Ada → How Ada Works
How Ada works
From `ada compile` to CLAUDE.md, agents, and hooks on disk. Four phases. No technical knowledge required.
Install and run
Ada runs in your terminal. No account required. No API key setup for first use. You run it in your project directory — Ada detects the codebase context automatically as part of the CTX stage.
If you're starting a new project with no existing code, that's fine too. Ada compiles from intent — the codebase context stage simply notes that the project is greenfield.
Elicitation — the questions that matter
Before Ada compiles, it runs structured elicitation. This is a focused dialogue session designed to surface the blocking unknowns — the things Ada genuinely doesn't know that would cause the wrong system to be built.
Ada asks semantic questions, not technical ones.
You described a "dashboard." Who sees it — the person who owns the data, or someone they grant access to?
The owner only. This is a private view. No sharing.
The data updates in real time, or on a schedule?
Daily. It's a digest — not a live view.
Each question corresponds to an unknown that would force an assumption in the compilation. Ada asks the minimum set of questions to resolve them — not everything, just what blocks the right output.
The questions surface: what the system should do, what it should not do, who uses it, what constraints are non-negotiable, what decisions are already made. You answer in plain language. Ada handles the rest.
7-stage compilation
Once elicitation is complete, Ada compiles. The pipeline runs automatically — you watch the stages pass.
Each stage reduces ambiguity in one dimension. CTX grounds the compilation in real codebase state. INT structures your answers into a formal intent graph. PER maps who uses the system and how that shapes decisions. ENT extracts the canonical domain entities. PRO synthesizes the state machines and workflows. SYN assembles all layers into the output artifacts. GOV evaluates coherence — and iterates if it doesn't pass.
The 0.94 coherence score means the compiled output closely traces back to the stated intent. The Governor does not approve until it passes threshold.
Files on disk — verify, then build
CLAUDE.md written agents/ 8 files written hooks/ pre-tool guards written Plain files. You read them before handing to Claude Code.
CLAUDE.md is the first thing to read.
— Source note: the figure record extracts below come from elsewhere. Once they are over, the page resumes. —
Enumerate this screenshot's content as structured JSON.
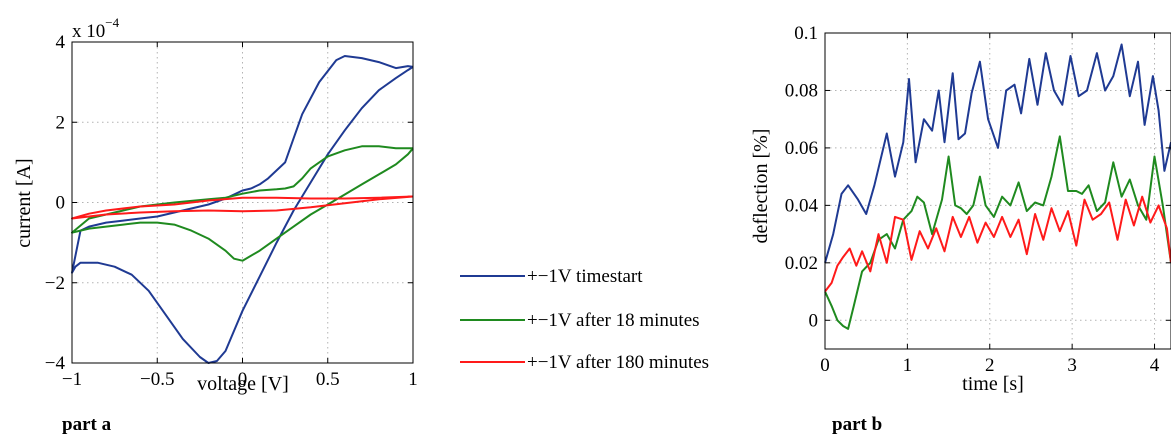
{
  "chart_data": [
    {
      "type": "line",
      "xlabel": "voltage [V]",
      "ylabel": "current [A]",
      "exponent_label": "x 10",
      "exponent_power": "−4",
      "caption": "part a",
      "xlim": [
        -1,
        1
      ],
      "ylim": [
        -4,
        4
      ],
      "y_scale_note": "values in units of 1e-4 A",
      "grid": true,
      "xticks": [
        -1,
        -0.5,
        0,
        0.5,
        1
      ],
      "xtick_labels": [
        "−1",
        "−0.5",
        "0",
        "0.5",
        "1"
      ],
      "yticks": [
        4,
        2,
        0,
        -2,
        -4
      ],
      "ytick_labels": [
        "4",
        "2",
        "0",
        "−2",
        "−4"
      ],
      "series": [
        {
          "name": "+−1V timestart",
          "color": "#1f3a93",
          "x": [
            1.0,
            0.97,
            0.9,
            0.8,
            0.7,
            0.6,
            0.55,
            0.45,
            0.35,
            0.3,
            0.25,
            0.15,
            0.1,
            0.05,
            0.0,
            -0.05,
            -0.1,
            -0.2,
            -0.3,
            -0.4,
            -0.5,
            -0.6,
            -0.7,
            -0.8,
            -0.9,
            -0.95,
            -1.0,
            -0.98,
            -0.95,
            -0.9,
            -0.85,
            -0.75,
            -0.65,
            -0.55,
            -0.45,
            -0.35,
            -0.25,
            -0.2,
            -0.15,
            -0.1,
            -0.05,
            0.0,
            0.1,
            0.2,
            0.3,
            0.4,
            0.5,
            0.6,
            0.7,
            0.8,
            0.9,
            0.97,
            1.0
          ],
          "y": [
            3.38,
            3.4,
            3.35,
            3.5,
            3.6,
            3.65,
            3.55,
            3.0,
            2.2,
            1.6,
            1.0,
            0.6,
            0.45,
            0.35,
            0.3,
            0.2,
            0.1,
            -0.05,
            -0.15,
            -0.25,
            -0.35,
            -0.4,
            -0.45,
            -0.5,
            -0.6,
            -0.7,
            -1.75,
            -1.6,
            -1.5,
            -1.5,
            -1.5,
            -1.6,
            -1.8,
            -2.2,
            -2.8,
            -3.4,
            -3.85,
            -4.0,
            -3.95,
            -3.7,
            -3.2,
            -2.7,
            -1.85,
            -1.0,
            -0.2,
            0.5,
            1.2,
            1.8,
            2.35,
            2.8,
            3.1,
            3.3,
            3.38
          ]
        },
        {
          "name": "+−1V after 18 minutes",
          "color": "#1f8a1f",
          "x": [
            1.0,
            0.9,
            0.8,
            0.7,
            0.6,
            0.5,
            0.45,
            0.4,
            0.35,
            0.3,
            0.25,
            0.2,
            0.1,
            0.0,
            -0.1,
            -0.2,
            -0.3,
            -0.4,
            -0.5,
            -0.6,
            -0.7,
            -0.8,
            -0.9,
            -1.0,
            -0.9,
            -0.8,
            -0.7,
            -0.6,
            -0.5,
            -0.4,
            -0.3,
            -0.2,
            -0.1,
            -0.05,
            0.0,
            0.1,
            0.2,
            0.3,
            0.4,
            0.5,
            0.6,
            0.7,
            0.8,
            0.9,
            0.97,
            1.0
          ],
          "y": [
            1.35,
            1.35,
            1.4,
            1.4,
            1.3,
            1.15,
            1.0,
            0.85,
            0.6,
            0.4,
            0.35,
            0.33,
            0.3,
            0.22,
            0.12,
            0.08,
            0.04,
            0.0,
            -0.05,
            -0.1,
            -0.2,
            -0.3,
            -0.4,
            -0.75,
            -0.65,
            -0.6,
            -0.55,
            -0.5,
            -0.5,
            -0.55,
            -0.7,
            -0.9,
            -1.2,
            -1.4,
            -1.45,
            -1.2,
            -0.9,
            -0.6,
            -0.3,
            -0.05,
            0.2,
            0.45,
            0.7,
            0.95,
            1.2,
            1.35
          ]
        },
        {
          "name": "+−1V after 180 minutes",
          "color": "#ff1a1a",
          "x": [
            1.0,
            0.8,
            0.6,
            0.4,
            0.2,
            0.1,
            0.0,
            -0.2,
            -0.4,
            -0.6,
            -0.8,
            -0.9,
            -1.0,
            -0.9,
            -0.8,
            -0.6,
            -0.4,
            -0.2,
            0.0,
            0.2,
            0.4,
            0.6,
            0.8,
            1.0
          ],
          "y": [
            0.15,
            0.12,
            0.1,
            0.1,
            0.12,
            0.12,
            0.12,
            0.05,
            -0.05,
            -0.1,
            -0.2,
            -0.28,
            -0.4,
            -0.35,
            -0.3,
            -0.25,
            -0.22,
            -0.2,
            -0.22,
            -0.2,
            -0.12,
            -0.02,
            0.08,
            0.15
          ]
        }
      ]
    },
    {
      "type": "line",
      "xlabel": "time [s]",
      "ylabel": "deflection [%]",
      "caption": "part b",
      "xlim": [
        0,
        4.2
      ],
      "ylim": [
        -0.01,
        0.1
      ],
      "grid": true,
      "xticks": [
        0,
        1,
        2,
        3,
        4
      ],
      "xtick_labels": [
        "0",
        "1",
        "2",
        "3",
        "4"
      ],
      "yticks": [
        0.1,
        0.08,
        0.06,
        0.04,
        0.02,
        0
      ],
      "ytick_labels": [
        "0.1",
        "0.08",
        "0.06",
        "0.04",
        "0.02",
        "0"
      ],
      "series": [
        {
          "name": "+−1V timestart",
          "color": "#1f3a93",
          "x": [
            0.0,
            0.1,
            0.2,
            0.28,
            0.4,
            0.5,
            0.6,
            0.75,
            0.85,
            0.95,
            1.02,
            1.1,
            1.2,
            1.3,
            1.38,
            1.45,
            1.55,
            1.62,
            1.7,
            1.78,
            1.88,
            1.98,
            2.1,
            2.2,
            2.3,
            2.38,
            2.48,
            2.58,
            2.68,
            2.78,
            2.88,
            2.98,
            3.08,
            3.18,
            3.3,
            3.4,
            3.5,
            3.6,
            3.7,
            3.8,
            3.88,
            3.98,
            4.05,
            4.12,
            4.2
          ],
          "y": [
            0.02,
            0.03,
            0.044,
            0.047,
            0.042,
            0.037,
            0.047,
            0.065,
            0.05,
            0.062,
            0.084,
            0.055,
            0.07,
            0.066,
            0.08,
            0.062,
            0.086,
            0.063,
            0.065,
            0.079,
            0.09,
            0.07,
            0.06,
            0.08,
            0.082,
            0.072,
            0.091,
            0.075,
            0.093,
            0.08,
            0.075,
            0.092,
            0.078,
            0.08,
            0.093,
            0.08,
            0.085,
            0.096,
            0.078,
            0.09,
            0.068,
            0.085,
            0.073,
            0.052,
            0.062
          ]
        },
        {
          "name": "+−1V after 18 minutes",
          "color": "#1f8a1f",
          "x": [
            0.0,
            0.08,
            0.15,
            0.22,
            0.28,
            0.35,
            0.45,
            0.55,
            0.65,
            0.75,
            0.85,
            0.95,
            1.05,
            1.12,
            1.2,
            1.3,
            1.42,
            1.5,
            1.58,
            1.65,
            1.72,
            1.8,
            1.88,
            1.95,
            2.05,
            2.15,
            2.25,
            2.35,
            2.45,
            2.55,
            2.65,
            2.75,
            2.85,
            2.95,
            3.05,
            3.12,
            3.2,
            3.3,
            3.4,
            3.5,
            3.6,
            3.7,
            3.8,
            3.9,
            4.0,
            4.1,
            4.2
          ],
          "y": [
            0.01,
            0.005,
            0.0,
            -0.002,
            -0.003,
            0.005,
            0.017,
            0.02,
            0.028,
            0.03,
            0.025,
            0.035,
            0.038,
            0.043,
            0.041,
            0.03,
            0.042,
            0.057,
            0.04,
            0.039,
            0.037,
            0.04,
            0.05,
            0.04,
            0.036,
            0.043,
            0.04,
            0.048,
            0.038,
            0.041,
            0.04,
            0.05,
            0.064,
            0.045,
            0.045,
            0.044,
            0.047,
            0.038,
            0.041,
            0.055,
            0.043,
            0.049,
            0.04,
            0.035,
            0.057,
            0.04,
            0.02
          ]
        },
        {
          "name": "+−1V after 180 minutes",
          "color": "#ff1a1a",
          "x": [
            0.0,
            0.08,
            0.15,
            0.22,
            0.3,
            0.38,
            0.45,
            0.55,
            0.65,
            0.75,
            0.85,
            0.95,
            1.05,
            1.15,
            1.25,
            1.35,
            1.45,
            1.55,
            1.65,
            1.75,
            1.85,
            1.95,
            2.05,
            2.15,
            2.25,
            2.35,
            2.45,
            2.55,
            2.65,
            2.75,
            2.85,
            2.95,
            3.05,
            3.15,
            3.25,
            3.35,
            3.45,
            3.55,
            3.65,
            3.75,
            3.85,
            3.95,
            4.05,
            4.15,
            4.2
          ],
          "y": [
            0.01,
            0.013,
            0.019,
            0.022,
            0.025,
            0.019,
            0.024,
            0.017,
            0.03,
            0.02,
            0.036,
            0.035,
            0.021,
            0.031,
            0.025,
            0.032,
            0.024,
            0.036,
            0.029,
            0.036,
            0.027,
            0.034,
            0.029,
            0.036,
            0.029,
            0.035,
            0.023,
            0.037,
            0.028,
            0.039,
            0.031,
            0.038,
            0.026,
            0.042,
            0.035,
            0.037,
            0.041,
            0.028,
            0.042,
            0.033,
            0.043,
            0.034,
            0.04,
            0.032,
            0.02
          ]
        }
      ]
    }
  ],
  "legend": {
    "placement": "center between panels",
    "entries": [
      {
        "label": "+−1V timestart",
        "color": "#1f3a93"
      },
      {
        "label": "+−1V after 18 minutes",
        "color": "#1f8a1f"
      },
      {
        "label": "+−1V after 180 minutes",
        "color": "#ff1a1a"
      }
    ]
  }
}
Does it match what you meant?
If yes: open Claude Code. It reads CLAUDE.md on every turn and builds
against what Ada wrote. If no: run ada compile again
with the correction — Ada's elicitation picks up where you diverged.
The agents and hooks run automatically — you don't need to configure them. Claude Code loads the relevant agent for each domain context. The hooks enforce constraints at every tool call, silently.
The session pattern: Ada compiles once. Claude Code builds for as many sessions as you need, always within the intent Ada encoded. When scope changes significantly: re-run Ada to update the artifacts.
Who this is for
Ada works at whatever level you think in. You don't need to know which database to use or which framework to pick. Ada infers technical choices from conceptual descriptions.
The only requirement: you need to know what the system should do. Not in technical terms — in behavioral ones. "When a user does X, Y should happen." "This is for people who need Z, not people who need W." "This is not a [category]."
That's the level Ada works at. Everything below it is Ada's to handle.